For instance, in a March 30, 2022, decision, the Paris Court of Appeals confirmed that using the word "patented," when the patent has not been issued yet, may mislead consumers as to the main characteristics of the product and, as such, is sanctionable as an unfair trade practice (Court of Appeals Paris, March 30, 2022, No. 20/07793).

Similarly, in a June 1, 2017, decision, the Munich Higher Regional Court ruled that the term "patent pending" would be interpreted by consumers as if the patent has already been granted, and therefore such marking may be sanctioned as misleading advertising if used for a patent application (6 U 3973/16).

The United Kingdom

In the United Kingdom, similar to the United States, patent marking and e-marking have direct legal benefits because marking a product with the word "patent" or "patented," along with the patent number or internet link, removes the possibility of an innocence defense to a competitor who infringes the patent.

As per Section 62(1) of the UK Patents Act 1977, infringers do not have to pay damages if they can prove that they were not aware of the existence of the patent and had no reasonable grounds for supposing that the patent existed. However, in practice, invoking the innocence defense is extremely challenging for commercial entities once patents are published. Consequently, the benefits of patent marking or e-marking are somewhat constrained.

As of 2014, the UK Patents Act 1977 also formally recognizes virtual patent marking and imposes certain requirements, such as that the website link must be freely accessible and lead to a dedicated page that includes the product's patent number.

As in other jurisdictions, false patent marking may lead to sanctions. According to Sections 110 and 111 of the Patents Act 1977, falsely representing that a product is patented or that a patent application has been made may lead to summary conviction and a fine. Consequently, any change in the patent's status necessitates a corresponding adjustment in the marking.

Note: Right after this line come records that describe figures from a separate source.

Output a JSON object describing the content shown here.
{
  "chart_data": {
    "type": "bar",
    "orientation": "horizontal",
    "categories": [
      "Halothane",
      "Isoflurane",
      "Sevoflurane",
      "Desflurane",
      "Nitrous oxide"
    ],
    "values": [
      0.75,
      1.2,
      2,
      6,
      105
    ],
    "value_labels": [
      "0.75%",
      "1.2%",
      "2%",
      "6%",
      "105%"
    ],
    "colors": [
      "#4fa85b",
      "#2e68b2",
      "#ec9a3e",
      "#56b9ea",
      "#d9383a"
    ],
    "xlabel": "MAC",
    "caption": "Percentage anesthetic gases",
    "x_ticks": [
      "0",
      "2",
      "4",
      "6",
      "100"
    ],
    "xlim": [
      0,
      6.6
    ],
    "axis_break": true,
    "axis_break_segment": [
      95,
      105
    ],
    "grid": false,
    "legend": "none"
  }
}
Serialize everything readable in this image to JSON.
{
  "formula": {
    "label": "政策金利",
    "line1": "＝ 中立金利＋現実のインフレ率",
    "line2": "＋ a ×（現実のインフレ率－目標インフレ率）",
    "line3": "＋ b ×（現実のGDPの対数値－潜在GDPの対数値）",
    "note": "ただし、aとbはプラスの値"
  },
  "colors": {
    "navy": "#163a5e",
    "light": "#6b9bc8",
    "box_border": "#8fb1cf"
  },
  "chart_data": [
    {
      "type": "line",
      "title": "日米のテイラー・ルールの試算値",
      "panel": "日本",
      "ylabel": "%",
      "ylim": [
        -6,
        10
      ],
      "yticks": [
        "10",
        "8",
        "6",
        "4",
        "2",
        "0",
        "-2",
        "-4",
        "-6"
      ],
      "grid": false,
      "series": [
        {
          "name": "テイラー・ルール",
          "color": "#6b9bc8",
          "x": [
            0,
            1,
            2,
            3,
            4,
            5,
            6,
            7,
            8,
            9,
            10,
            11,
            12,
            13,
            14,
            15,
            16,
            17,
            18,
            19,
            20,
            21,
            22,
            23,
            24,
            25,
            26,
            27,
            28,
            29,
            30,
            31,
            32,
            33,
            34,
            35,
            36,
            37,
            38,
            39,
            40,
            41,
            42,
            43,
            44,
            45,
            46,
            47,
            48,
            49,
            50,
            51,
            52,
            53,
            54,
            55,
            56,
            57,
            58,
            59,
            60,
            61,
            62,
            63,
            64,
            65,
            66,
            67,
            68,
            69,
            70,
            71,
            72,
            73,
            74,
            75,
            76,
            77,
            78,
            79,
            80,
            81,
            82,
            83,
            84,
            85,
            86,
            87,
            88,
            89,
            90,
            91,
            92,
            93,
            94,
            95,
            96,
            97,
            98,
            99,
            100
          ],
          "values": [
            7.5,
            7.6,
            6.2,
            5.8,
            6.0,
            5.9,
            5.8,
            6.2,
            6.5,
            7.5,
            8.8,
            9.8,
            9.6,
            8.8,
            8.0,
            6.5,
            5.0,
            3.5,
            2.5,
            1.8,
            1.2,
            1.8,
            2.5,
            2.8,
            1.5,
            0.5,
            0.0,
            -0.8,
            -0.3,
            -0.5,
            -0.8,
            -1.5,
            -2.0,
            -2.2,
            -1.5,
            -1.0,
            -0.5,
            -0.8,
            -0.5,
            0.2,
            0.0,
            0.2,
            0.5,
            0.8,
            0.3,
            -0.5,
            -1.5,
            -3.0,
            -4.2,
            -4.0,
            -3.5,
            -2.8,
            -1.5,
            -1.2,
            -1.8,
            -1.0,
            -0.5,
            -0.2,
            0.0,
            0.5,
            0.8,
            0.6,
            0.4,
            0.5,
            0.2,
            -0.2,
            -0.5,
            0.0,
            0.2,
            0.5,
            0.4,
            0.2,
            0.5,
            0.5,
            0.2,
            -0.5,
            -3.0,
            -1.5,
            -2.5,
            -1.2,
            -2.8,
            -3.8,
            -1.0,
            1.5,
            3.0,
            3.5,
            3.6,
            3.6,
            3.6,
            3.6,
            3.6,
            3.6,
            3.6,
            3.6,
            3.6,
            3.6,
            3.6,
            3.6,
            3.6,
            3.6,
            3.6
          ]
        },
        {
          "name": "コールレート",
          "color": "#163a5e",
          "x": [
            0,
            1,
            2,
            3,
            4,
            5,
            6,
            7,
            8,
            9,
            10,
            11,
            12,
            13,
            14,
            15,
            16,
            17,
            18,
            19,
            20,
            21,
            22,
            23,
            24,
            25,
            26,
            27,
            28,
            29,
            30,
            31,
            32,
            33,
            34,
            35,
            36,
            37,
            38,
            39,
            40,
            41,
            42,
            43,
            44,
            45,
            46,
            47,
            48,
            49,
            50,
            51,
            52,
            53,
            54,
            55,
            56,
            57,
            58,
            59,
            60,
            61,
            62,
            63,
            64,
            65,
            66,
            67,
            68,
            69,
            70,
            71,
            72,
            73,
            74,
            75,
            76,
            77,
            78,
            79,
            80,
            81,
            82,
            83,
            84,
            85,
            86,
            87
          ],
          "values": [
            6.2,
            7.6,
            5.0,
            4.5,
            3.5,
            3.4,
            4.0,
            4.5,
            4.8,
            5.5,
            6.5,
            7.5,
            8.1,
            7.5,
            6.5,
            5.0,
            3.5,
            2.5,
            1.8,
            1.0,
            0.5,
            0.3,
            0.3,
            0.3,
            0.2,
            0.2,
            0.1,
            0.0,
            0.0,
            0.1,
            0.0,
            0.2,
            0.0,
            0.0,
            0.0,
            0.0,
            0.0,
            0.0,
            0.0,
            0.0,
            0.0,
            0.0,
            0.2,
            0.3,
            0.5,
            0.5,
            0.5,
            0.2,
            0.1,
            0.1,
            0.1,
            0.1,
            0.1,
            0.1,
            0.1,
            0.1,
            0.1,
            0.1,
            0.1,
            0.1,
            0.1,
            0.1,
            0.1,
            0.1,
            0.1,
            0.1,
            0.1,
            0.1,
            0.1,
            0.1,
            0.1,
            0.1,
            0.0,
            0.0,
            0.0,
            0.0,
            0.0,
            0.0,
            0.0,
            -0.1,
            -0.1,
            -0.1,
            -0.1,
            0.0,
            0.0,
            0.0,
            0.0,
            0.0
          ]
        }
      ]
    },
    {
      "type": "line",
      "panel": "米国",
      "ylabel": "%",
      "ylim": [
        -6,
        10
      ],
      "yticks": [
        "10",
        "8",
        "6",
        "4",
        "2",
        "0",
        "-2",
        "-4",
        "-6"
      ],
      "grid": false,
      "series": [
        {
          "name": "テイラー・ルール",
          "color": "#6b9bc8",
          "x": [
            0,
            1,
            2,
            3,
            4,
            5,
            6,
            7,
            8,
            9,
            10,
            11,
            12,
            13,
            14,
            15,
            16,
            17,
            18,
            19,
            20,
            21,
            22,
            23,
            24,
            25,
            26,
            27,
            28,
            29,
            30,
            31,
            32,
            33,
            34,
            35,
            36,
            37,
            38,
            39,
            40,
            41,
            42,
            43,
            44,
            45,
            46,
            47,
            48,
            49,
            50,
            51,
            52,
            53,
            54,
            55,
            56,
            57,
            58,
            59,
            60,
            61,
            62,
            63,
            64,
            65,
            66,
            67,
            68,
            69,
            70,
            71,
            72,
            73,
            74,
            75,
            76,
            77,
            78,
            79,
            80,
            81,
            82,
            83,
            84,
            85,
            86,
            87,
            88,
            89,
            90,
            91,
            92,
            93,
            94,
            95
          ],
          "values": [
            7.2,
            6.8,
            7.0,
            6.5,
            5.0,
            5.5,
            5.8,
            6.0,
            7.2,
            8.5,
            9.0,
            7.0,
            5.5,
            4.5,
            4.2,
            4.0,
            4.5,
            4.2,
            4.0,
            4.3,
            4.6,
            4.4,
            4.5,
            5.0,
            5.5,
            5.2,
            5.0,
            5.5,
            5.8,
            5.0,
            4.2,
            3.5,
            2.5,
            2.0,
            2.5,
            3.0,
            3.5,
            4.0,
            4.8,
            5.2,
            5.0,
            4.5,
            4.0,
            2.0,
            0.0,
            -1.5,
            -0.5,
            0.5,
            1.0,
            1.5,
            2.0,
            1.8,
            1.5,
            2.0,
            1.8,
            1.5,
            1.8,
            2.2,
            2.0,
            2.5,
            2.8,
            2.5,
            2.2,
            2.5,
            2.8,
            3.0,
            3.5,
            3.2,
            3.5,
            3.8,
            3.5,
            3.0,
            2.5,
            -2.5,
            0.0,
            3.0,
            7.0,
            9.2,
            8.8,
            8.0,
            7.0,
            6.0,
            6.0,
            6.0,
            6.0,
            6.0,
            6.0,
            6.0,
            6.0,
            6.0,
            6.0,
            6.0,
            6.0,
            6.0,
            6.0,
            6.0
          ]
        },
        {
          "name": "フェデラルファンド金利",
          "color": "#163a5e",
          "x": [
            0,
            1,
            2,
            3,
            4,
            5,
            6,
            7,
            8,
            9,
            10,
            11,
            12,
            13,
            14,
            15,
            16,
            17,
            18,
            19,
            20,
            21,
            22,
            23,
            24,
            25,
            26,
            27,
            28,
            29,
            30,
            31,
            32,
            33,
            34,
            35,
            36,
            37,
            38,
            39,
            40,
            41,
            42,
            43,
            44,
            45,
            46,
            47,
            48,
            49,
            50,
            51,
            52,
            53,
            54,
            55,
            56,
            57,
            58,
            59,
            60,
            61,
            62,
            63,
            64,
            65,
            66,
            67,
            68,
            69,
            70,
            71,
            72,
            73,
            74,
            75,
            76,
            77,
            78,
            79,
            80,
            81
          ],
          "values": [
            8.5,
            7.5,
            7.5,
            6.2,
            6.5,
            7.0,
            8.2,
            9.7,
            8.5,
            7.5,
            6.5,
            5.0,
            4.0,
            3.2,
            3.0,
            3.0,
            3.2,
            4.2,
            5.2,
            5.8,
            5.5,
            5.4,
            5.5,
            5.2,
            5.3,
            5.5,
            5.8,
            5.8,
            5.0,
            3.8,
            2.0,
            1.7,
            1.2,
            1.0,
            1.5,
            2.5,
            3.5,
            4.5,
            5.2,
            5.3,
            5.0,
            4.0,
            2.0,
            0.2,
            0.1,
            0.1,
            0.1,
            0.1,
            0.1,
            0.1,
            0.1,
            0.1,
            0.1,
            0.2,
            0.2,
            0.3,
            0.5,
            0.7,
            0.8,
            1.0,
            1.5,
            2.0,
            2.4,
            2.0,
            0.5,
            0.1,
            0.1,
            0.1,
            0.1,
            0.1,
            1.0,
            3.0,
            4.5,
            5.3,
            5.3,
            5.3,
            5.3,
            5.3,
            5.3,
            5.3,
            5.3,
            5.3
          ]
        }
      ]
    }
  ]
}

Misleading advertising through patent marking and e-marking is also punished under the Consumer Protection from Unfair Trading Regulations 2008 and the Business Protection from Misleading Marketing Regulations 2008.

Three Key Takeaways

  1. Unlike in the United States, patent marking has more limited benefits in Europe. In the United Kingdom, patent marking only has the positive effect of countering an infringer's innocence defense. In France and Germany, advantages of patent marking are limited to simple commercial or advertising benefits.
  2. Patent holders considering patent marking should ensure that the marking accurately represents the current patent status and that it cannot be considered misleading in any manner. The patent used for marking must be both valid and in force within the specific jurisdiction. Otherwise, patent holders bear the risk of misleading the public and violating patent laws and unfair competition laws.
  3. Patent holders should also consider benefits of e-marking, which allows efficient information updates on a product's IP status, such as when a patent expires or is revoked, or a patent application is refused, withdrawn, or granted, as this would avoid unnecessary commercial costs associated with updating marked products.